In many cases people think that here in Finland we’re all equal. So can an all-male panel really be a problem at work?
How ever you want to put it, despite the strategy or values of a company, gender equality is a process. It goes backward and it goes forward and it’s really dangerous to think that we’ve already achieved it. There’s a lot of thinking in Finland, that we’ve achieved gender equality. I’ve experienced at times it’s just a nice idea, nothing more.
If we would have more diversity in our decision making groups it would bring different viewpoints to conversation. We have to think about diversity more. How to make diversity happen? How to get different viewpoints across? It’s important to learn how to listen to different viewpoints.
It’s not about counting men and women. It’s not just the number of women and men on a panel – and believe me nobody wants to be the token woman on a panel or in these really masculine fields, which can be quite hostile. Instead behind this is need to challenge the culture in organization to think about how we treat each other.
Right people on right positions
Diversity is good but in the end if you want to make a change you need the people who are willing to make themselves vulnerable, who are willing to learn, to work in teams, to promote the leadership skills that organization agrees to be important. If you want to make a change you need the right people on board!
I met this person, young and ambitious, very high performing guy, but his interpersonal skills and working methods were really poor. He used situations to improve his own position in the eyes of his boss and his customers by totally ignoring the consequences to his colleagues. While he kept on saying everything was going great the whole house of cards was falling apart. And he always found someone else to blame. The situation started to crack and the house of cards fell down.
Dealing with this person required enormous amount of energy especially during the change. Since he chose the side which benefited him the most in the specific case it was always unclear which side he would fall each time.
Yes, whatever you do it’s about making the business more financially successful. And yes, kicking out a high-performing person doesn’t look like you’d focus on financial success.
Many people who have driven big changes tell afterwards that they should had noticed earlier people who weren’t going to change nor weren’t going to work with the team. Also they should had made decision how to deal with those people earlier. The other thing said is to stick with your goal. It doesn’t work if you change your goal every year. In large organizations people can’t follow the change that way.

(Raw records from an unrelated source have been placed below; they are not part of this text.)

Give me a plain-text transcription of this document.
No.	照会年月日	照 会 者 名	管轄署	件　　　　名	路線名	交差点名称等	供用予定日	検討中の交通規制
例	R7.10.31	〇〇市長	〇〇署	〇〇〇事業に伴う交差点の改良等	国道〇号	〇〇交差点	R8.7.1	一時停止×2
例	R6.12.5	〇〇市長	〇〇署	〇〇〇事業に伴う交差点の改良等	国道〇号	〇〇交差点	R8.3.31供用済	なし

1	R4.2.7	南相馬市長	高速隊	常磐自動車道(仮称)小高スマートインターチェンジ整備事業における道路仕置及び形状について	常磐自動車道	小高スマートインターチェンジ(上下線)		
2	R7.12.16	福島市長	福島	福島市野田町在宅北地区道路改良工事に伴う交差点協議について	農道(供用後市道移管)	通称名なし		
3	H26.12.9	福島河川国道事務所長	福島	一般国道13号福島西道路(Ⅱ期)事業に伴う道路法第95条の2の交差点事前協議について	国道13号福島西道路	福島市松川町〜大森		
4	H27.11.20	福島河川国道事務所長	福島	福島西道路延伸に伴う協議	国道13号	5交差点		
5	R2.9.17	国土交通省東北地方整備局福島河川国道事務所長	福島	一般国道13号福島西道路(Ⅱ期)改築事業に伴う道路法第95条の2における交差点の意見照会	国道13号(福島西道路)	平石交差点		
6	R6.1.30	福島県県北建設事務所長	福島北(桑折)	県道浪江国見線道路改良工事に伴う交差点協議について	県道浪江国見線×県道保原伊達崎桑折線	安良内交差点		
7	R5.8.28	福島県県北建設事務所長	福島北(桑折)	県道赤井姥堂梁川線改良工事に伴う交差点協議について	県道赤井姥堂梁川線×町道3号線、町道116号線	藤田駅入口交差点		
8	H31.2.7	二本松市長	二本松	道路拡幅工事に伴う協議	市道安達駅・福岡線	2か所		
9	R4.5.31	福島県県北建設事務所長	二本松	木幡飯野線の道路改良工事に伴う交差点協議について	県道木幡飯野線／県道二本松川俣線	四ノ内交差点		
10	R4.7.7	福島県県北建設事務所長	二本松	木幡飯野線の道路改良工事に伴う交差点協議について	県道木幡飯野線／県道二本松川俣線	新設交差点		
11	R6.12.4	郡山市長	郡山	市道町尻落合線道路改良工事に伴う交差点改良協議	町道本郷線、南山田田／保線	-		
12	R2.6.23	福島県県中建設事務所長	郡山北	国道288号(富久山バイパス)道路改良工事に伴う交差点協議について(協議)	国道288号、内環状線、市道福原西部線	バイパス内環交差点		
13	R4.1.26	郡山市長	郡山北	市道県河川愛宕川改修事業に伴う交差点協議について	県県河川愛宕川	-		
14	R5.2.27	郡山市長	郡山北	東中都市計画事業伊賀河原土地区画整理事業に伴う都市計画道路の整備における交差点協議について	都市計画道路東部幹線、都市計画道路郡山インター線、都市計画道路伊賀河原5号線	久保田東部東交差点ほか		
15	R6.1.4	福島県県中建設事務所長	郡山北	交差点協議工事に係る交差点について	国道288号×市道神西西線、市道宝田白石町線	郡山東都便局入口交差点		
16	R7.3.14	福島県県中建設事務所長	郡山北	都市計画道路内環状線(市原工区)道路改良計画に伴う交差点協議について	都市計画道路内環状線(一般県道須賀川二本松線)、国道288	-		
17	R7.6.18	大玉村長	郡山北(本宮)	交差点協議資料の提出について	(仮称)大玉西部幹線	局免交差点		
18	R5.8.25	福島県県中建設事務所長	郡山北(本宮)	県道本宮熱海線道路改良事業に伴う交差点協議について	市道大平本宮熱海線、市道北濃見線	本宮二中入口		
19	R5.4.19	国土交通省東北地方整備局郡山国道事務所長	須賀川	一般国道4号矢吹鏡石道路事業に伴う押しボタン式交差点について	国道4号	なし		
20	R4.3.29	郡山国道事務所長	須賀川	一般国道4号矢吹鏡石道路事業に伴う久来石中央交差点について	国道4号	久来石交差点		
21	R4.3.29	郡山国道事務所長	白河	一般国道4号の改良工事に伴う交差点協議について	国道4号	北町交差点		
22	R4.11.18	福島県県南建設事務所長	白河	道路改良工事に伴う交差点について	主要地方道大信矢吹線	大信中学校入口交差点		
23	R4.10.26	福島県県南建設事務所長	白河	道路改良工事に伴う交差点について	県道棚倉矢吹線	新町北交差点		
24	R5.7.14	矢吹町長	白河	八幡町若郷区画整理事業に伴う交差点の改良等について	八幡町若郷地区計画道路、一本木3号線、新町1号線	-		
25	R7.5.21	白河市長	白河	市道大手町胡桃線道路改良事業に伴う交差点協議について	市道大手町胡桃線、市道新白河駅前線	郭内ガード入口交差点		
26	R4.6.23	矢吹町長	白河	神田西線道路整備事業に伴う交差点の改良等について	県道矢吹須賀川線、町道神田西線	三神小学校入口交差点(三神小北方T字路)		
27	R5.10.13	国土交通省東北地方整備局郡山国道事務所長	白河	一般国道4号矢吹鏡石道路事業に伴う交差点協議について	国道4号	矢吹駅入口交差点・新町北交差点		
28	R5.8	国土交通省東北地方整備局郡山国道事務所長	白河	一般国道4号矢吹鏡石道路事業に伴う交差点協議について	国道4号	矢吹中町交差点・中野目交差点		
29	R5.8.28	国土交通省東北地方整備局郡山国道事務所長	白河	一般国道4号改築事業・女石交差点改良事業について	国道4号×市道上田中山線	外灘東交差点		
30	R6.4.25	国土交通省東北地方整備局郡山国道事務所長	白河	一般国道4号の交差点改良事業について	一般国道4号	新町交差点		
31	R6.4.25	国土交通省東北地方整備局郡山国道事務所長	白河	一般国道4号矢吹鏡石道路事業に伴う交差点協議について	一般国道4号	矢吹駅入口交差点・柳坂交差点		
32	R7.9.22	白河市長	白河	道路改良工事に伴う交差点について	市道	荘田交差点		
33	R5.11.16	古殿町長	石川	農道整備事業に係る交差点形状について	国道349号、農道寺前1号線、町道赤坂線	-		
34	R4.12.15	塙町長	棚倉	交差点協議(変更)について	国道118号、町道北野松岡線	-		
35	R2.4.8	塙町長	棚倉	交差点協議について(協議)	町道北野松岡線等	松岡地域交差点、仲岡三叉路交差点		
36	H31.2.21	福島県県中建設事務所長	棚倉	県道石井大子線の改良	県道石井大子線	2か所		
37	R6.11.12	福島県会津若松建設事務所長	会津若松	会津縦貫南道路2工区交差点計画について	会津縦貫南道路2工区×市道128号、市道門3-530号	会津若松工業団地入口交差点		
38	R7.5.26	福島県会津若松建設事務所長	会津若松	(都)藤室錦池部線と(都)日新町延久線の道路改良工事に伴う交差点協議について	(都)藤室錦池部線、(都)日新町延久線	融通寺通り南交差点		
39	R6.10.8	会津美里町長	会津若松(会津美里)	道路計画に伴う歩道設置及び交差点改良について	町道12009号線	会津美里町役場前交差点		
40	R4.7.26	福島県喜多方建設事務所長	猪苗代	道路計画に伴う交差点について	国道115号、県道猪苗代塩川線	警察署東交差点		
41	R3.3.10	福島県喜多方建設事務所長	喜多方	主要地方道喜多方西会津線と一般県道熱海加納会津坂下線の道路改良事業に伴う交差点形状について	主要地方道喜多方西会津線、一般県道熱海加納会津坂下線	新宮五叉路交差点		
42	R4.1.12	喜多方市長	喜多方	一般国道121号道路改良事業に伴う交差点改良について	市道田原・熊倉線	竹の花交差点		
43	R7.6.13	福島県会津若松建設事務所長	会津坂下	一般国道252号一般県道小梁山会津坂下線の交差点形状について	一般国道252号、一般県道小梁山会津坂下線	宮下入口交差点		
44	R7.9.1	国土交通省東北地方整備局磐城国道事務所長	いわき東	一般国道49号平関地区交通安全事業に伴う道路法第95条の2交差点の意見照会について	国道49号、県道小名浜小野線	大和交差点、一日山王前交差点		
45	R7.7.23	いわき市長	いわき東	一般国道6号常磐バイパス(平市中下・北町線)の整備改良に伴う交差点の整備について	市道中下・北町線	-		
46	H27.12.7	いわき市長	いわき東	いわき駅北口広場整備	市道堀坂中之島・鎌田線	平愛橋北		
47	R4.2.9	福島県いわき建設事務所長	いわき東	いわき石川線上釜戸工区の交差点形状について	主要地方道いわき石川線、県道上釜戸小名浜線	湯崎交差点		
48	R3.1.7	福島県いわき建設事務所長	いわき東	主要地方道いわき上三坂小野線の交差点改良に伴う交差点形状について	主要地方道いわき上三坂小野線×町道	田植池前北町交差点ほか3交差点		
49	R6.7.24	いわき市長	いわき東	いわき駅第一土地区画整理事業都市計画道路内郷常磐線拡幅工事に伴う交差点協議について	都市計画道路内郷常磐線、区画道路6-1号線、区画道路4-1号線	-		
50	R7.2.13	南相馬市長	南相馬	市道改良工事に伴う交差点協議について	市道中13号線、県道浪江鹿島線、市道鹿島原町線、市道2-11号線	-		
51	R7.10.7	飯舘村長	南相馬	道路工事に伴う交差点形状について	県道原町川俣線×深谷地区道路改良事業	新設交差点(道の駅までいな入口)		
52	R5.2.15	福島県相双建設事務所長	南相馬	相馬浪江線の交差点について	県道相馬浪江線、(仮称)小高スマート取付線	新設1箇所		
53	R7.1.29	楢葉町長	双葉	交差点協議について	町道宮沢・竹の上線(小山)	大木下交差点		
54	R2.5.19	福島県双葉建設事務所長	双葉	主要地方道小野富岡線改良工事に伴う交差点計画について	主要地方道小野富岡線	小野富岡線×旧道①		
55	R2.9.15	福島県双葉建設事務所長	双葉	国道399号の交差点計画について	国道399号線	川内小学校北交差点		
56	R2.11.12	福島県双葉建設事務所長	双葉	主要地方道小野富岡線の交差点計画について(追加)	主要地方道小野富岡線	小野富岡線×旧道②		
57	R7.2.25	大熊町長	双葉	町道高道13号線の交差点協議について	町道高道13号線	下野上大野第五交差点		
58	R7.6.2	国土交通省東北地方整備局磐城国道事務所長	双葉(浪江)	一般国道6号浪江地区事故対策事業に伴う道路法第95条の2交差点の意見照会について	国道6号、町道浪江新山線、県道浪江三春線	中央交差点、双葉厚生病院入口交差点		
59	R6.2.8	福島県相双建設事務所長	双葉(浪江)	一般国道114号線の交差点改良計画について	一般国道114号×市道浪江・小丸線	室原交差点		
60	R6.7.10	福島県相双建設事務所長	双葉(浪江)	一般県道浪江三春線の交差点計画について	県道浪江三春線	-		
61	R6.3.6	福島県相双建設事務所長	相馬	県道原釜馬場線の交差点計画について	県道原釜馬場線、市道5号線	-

Little bit of this and a little bit of that
With the change it’s about the combination of soft and hard. When you’re going forward with both soft and hard goals, it’s more likely that you end up going through multiple conversations explaining what your goal really is. Explain that if we’d do the soft stuff right, our employees, with our help, would be more able to do what they’re supposed to do. More likely to achieve the excellence. It will help if you have your goal clear in your mind. It helps people and yourself to understand what kinds of behaviours and what kinds of people you are looking for and need for your change to succeed.
Could you dare to define success of the executed change as a much more engaged organization today? Or as an organization which always wants to get better? A few have.